Powerless to assist as his frame was shaken by spasms, Dakar doubled over. His breakfast stayed down, barely; the accomplishment seemed moot. He felt wretched. As Arithon helped him to straighten, he saw his morning’s work wasted.

The royal tabard was rucked askew. Both of the prince’s silk sleeves were blotched with perspiration. Whatever slight tolerance Arithon had attained toward kingship appeared to have fled in a moment. Against skin shocked to pallor, the hair dragged flat beneath the circlet crossed his forehead like penstrokes scribbled upon parchment. Wild-eyed as any cornered animal, the Shadow Master half-forced, half-propelled Dakar across the floor.

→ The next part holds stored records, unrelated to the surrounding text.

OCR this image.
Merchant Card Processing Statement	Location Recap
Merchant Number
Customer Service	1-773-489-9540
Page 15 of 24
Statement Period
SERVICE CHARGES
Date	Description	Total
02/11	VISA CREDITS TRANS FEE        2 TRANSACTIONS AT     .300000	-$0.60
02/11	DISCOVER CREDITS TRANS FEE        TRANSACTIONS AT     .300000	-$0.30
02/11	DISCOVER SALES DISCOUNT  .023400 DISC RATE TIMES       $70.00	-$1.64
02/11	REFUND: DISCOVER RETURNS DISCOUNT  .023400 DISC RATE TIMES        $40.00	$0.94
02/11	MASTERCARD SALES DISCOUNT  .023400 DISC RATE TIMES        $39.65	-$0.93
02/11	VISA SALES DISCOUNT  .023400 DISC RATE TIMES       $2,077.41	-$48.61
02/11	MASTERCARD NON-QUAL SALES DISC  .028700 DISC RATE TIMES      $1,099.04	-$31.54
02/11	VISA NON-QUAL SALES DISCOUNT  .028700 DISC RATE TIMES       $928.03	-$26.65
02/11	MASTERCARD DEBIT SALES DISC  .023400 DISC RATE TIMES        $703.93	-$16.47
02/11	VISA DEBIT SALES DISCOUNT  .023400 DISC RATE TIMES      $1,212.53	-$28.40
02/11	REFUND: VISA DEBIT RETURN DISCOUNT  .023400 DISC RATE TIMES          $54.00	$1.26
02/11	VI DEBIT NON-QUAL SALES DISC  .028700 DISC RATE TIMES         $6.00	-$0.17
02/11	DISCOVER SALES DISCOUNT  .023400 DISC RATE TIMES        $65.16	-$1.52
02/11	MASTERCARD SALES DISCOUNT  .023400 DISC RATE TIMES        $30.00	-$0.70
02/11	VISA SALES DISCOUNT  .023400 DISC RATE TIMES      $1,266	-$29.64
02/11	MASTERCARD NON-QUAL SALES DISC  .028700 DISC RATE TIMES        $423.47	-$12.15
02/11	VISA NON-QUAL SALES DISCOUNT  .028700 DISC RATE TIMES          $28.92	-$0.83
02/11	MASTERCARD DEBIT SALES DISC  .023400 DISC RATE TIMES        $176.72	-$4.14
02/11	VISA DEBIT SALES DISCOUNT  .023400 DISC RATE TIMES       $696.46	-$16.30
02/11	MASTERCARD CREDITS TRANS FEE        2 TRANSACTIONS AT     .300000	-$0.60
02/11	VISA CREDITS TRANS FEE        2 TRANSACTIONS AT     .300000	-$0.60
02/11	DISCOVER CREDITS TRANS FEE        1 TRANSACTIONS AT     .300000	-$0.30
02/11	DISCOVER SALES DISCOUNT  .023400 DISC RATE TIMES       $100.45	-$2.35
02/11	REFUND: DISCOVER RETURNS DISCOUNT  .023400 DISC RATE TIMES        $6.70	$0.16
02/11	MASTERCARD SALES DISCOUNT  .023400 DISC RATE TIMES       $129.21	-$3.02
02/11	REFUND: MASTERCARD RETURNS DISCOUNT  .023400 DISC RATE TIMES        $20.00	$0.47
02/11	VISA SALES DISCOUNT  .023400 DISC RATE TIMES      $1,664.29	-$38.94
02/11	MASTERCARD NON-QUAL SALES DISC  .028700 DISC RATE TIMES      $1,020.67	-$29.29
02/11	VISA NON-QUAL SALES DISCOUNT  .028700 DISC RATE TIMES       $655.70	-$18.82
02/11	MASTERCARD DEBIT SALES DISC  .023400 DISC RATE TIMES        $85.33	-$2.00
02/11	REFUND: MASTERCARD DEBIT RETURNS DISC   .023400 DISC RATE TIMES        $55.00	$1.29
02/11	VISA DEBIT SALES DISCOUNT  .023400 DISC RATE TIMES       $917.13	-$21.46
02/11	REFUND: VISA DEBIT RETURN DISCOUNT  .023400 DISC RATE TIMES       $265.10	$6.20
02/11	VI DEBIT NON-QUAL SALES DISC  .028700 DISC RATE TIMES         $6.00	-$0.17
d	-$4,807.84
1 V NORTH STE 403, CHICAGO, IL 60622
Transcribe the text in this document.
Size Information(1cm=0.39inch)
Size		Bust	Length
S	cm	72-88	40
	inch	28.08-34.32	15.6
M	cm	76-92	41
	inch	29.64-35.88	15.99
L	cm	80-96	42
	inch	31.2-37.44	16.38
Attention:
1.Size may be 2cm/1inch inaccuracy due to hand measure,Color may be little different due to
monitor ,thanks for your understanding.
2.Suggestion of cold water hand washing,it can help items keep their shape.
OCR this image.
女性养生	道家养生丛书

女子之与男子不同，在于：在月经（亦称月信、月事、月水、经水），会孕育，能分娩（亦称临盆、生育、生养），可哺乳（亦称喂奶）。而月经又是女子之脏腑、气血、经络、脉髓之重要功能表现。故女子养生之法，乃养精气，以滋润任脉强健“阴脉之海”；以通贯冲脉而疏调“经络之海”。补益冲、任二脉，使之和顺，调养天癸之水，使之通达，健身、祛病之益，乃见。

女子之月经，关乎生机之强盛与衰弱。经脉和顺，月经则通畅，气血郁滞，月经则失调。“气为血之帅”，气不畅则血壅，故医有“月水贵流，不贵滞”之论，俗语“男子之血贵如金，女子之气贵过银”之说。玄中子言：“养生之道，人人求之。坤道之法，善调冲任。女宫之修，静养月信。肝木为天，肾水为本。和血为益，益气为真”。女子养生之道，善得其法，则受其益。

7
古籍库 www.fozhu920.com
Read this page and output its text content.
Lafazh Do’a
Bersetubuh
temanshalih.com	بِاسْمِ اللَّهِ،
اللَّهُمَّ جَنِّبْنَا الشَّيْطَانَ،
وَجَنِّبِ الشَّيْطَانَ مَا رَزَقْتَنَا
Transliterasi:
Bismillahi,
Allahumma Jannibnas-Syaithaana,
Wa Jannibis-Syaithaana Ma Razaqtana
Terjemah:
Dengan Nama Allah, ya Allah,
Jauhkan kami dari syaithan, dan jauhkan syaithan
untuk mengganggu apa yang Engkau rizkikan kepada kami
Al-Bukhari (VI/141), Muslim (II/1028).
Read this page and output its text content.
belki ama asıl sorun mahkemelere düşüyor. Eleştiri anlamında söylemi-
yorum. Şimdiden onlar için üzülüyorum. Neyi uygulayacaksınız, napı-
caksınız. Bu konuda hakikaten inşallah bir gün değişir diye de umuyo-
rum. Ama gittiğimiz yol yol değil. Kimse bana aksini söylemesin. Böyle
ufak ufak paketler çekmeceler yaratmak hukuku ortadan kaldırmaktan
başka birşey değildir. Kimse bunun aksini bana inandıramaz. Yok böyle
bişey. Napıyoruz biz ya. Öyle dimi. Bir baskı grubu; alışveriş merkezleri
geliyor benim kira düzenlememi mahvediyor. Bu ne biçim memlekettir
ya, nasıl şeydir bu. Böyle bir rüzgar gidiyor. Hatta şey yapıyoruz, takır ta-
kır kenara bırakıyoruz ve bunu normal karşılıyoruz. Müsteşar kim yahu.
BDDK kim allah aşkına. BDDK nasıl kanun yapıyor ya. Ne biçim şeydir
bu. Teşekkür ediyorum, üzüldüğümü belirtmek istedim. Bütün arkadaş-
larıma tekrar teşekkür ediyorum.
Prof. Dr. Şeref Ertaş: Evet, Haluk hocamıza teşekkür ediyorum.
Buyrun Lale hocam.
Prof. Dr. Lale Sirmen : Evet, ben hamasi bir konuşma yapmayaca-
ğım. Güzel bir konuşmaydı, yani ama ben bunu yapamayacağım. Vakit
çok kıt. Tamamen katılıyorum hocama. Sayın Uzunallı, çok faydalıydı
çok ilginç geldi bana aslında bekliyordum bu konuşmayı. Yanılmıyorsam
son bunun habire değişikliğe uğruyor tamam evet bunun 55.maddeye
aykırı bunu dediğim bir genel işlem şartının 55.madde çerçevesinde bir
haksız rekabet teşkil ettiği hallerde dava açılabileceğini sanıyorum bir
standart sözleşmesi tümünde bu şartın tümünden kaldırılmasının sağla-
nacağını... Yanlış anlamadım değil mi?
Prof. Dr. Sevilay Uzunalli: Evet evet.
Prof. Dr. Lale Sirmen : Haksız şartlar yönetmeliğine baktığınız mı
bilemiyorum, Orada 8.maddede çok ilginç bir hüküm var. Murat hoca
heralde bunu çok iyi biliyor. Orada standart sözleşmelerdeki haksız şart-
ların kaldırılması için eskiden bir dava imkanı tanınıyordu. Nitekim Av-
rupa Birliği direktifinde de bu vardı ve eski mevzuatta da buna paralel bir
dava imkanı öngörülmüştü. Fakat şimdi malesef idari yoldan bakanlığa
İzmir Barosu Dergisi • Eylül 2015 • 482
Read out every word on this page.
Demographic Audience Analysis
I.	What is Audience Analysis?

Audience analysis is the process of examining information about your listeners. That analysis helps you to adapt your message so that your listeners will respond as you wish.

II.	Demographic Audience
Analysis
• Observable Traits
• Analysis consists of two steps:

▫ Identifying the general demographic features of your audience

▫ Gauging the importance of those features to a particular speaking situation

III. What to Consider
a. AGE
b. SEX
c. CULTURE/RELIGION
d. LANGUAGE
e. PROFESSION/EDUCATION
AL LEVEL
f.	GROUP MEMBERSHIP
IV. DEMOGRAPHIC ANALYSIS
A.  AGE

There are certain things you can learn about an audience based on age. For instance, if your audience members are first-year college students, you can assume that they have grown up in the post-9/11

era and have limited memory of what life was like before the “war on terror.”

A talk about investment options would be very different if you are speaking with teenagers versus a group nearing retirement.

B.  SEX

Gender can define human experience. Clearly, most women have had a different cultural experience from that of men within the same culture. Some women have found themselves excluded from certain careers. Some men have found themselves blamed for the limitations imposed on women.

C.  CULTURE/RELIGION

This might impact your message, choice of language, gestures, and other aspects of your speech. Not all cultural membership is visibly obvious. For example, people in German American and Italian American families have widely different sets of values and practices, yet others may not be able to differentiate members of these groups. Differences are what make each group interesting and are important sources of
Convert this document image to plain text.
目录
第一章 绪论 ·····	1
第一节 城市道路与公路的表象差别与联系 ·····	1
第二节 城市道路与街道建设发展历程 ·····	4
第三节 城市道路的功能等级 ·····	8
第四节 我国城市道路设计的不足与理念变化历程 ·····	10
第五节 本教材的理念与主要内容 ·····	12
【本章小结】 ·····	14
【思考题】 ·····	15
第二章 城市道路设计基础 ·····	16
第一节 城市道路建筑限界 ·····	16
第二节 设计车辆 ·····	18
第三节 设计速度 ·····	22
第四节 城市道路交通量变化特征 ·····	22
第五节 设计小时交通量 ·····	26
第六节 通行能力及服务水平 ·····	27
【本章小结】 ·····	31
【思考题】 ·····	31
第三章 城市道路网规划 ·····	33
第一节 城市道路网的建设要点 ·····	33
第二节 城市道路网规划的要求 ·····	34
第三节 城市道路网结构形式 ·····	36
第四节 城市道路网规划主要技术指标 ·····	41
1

Too miserable to resist, the Mad Prophet collapsed across the divan. He had no strength to care for crushed velvets. That the scabbard with its carbuncles gouged his backside mattered less: the ugly gift from the dignitaries’ wives now seemed some poor jest from a nightmare. ‘What happened?’ he gasped; but the gut-sick aftermath of major prophecy was much too familiar to support pretence. ‘For Ath’s sake, tell me what I said.’

Arithon withdrew his hands, which were shaking. ‘You foretold disaster.’

Terror hit Dakar in the pit of his unsettled stomach. He fought another twisting cramp as every formless uncertainty that had agonized his imagination since Ithamon replayed as a possible reality. ‘Lysaer. Desh-thiere has some hold on him, doesn’t it?’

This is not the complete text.